Algumas associações, se não todas, recebem, sem dúvida, reforço químico de outra origem, além da química gerada na sua própria estrutura. O desequilíbrio do metabolismo no organismo, por exemplo, afeta a condição fisiológica de certas matrizes associativas o que nos leva ao comportamento de busca de alimento. Os hormônios sexuais também sobrecarregam as matrizes geneticamente orientadas para o comportamento nessa área. Podemos dizer que nesses casos a carga acrescida de químicos aumenta a premência para a solução e fechamento da configuração através de um comportamento padrão que é geneticamente orientado para a satisfação.

A esta altura já podemos concluir que não é um estímulo “S” que provoca uma resposta “R”, mas sim que existe uma condição fisiológica alterada em uma dada associação de elementos na mente, a qual carece de um objeto necessário para viabilizar um comportamento exigido como conclusão e fechamento da configuração, e conseqüente reequilibro fisiológico com o respectivo sentimento de satisfação.

Volto aqui à fórmula já apresentada à p. 72 do meu Filosofia do Espírito (Ed. Valci, Brasília, 1997, 112p.), porém desdobrando-a de três para quatro elementos, a fim de fazê-la mais clara. Tomo uma letra para cada etapa do processo de motivação. Assim o processo, até a sua satisfação final, é representado pela sequência “D-C-V-E”, na qual “D” expressa a condição interna em desequilíbrio, com uma carência “C” (sentida como um desejo que pode ser tanto por um objeto conhecido, como ser inespecífico). Essa condição negativa “D” pede um comportamento de conclusão para supressão da carência “C”, comportamento que é aplicado sobre o objeto “V”. Este objeto será um “viabilizador” , o qual é objetivado como (tido como) adequado para a supressão da carência e para o fechamento da configuração associativa, reequilibrando sua fisiologia; “E” representa o estado de equilíbrio resultante do fechamento.

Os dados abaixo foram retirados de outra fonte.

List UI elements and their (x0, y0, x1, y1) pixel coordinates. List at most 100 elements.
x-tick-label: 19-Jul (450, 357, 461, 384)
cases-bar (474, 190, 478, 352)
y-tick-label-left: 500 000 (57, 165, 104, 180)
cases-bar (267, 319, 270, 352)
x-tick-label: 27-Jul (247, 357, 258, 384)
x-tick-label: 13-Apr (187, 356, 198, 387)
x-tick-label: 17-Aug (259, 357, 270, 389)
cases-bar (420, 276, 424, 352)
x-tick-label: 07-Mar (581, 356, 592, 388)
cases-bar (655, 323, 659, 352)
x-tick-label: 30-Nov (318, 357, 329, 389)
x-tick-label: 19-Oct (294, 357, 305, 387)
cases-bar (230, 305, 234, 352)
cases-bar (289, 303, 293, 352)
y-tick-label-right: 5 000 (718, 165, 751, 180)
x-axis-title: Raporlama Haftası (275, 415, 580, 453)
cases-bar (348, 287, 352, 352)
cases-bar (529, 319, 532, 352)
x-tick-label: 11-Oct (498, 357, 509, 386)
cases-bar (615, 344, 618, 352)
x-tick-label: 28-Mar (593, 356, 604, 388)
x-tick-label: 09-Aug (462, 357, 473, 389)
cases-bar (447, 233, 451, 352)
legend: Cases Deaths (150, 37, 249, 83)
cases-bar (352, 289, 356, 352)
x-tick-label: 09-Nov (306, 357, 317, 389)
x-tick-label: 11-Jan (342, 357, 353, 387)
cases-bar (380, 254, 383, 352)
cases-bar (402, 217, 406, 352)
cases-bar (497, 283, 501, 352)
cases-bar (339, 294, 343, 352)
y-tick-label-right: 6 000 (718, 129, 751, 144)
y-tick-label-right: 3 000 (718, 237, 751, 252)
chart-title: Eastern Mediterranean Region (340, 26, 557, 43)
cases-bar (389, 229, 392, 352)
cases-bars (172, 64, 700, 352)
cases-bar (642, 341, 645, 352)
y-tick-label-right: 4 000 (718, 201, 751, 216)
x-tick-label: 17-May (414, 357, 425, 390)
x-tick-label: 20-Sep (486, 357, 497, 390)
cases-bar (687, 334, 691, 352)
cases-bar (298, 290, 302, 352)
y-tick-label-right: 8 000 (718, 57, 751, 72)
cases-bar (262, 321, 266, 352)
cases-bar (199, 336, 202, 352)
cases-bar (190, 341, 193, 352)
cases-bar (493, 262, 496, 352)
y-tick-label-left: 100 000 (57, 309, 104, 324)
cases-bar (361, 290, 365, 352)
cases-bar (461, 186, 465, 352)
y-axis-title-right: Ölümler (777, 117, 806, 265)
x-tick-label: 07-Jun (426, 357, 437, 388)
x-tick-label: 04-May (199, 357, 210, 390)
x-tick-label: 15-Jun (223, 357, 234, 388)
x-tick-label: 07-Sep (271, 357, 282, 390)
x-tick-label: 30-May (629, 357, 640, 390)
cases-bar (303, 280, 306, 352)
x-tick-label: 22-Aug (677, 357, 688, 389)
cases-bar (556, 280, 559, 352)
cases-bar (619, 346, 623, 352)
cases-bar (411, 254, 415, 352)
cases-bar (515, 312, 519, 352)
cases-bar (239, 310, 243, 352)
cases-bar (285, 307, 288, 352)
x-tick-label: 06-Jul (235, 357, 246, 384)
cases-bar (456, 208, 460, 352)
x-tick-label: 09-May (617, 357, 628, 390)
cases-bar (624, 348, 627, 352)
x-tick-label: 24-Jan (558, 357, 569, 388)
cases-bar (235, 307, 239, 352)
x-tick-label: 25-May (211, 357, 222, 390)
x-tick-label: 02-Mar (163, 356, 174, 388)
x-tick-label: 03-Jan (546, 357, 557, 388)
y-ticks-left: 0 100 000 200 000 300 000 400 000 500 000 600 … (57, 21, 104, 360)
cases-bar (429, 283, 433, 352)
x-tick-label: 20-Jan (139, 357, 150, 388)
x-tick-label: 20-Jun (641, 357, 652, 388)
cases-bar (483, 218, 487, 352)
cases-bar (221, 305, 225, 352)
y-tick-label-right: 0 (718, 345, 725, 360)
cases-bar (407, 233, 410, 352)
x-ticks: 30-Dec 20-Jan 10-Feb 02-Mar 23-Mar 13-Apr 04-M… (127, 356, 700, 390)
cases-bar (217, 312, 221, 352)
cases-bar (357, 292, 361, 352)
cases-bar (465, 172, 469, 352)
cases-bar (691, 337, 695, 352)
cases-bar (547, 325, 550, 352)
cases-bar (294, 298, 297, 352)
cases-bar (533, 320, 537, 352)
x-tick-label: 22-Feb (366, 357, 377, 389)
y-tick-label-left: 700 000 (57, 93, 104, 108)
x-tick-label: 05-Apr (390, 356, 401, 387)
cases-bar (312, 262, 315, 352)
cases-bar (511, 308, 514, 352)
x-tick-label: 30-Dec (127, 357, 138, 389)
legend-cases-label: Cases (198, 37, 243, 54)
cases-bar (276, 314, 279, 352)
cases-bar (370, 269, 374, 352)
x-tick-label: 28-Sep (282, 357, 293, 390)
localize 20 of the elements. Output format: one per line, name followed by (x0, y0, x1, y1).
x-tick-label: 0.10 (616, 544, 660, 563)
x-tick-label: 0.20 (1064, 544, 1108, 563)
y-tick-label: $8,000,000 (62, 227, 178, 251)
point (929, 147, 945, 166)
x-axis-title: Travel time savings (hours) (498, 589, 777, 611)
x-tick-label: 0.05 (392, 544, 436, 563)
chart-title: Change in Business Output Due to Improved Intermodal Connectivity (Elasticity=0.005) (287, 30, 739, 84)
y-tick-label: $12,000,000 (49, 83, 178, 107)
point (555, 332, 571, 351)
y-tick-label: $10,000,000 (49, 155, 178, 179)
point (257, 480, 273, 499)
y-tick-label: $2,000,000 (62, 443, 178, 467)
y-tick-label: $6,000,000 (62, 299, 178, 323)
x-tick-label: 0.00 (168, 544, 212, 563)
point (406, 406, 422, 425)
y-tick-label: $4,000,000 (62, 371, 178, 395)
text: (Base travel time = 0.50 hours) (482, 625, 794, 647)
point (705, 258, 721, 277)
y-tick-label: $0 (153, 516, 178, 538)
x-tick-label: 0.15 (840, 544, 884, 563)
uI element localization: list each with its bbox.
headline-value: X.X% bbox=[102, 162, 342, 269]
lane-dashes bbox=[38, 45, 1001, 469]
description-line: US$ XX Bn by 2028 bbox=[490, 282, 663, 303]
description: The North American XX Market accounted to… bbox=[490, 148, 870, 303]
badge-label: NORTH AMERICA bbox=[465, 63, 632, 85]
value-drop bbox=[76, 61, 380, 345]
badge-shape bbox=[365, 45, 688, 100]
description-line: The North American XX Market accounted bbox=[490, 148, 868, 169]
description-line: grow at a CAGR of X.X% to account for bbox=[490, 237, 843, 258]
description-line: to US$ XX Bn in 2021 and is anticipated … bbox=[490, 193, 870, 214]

Caberiam aqui muitas considerações sobre o porque e o modo como um objeto se torna viabilizador para o fechamento de configurações associativas, principalmente à luz das experiências com animais realizadas por Konrad Lorenz (prêmio Nobel de Fisiologia em 1973) e Wallace Craig, relatadas na obra do primeiro (On Aggression, traduzido para o inglês por M. K. Wilson. Bantam Books, New York, 1971). Para o homem “V” representa os valores, de modo que, se perguntamos “que são valores?” estamos perguntando “que é ‘V’?”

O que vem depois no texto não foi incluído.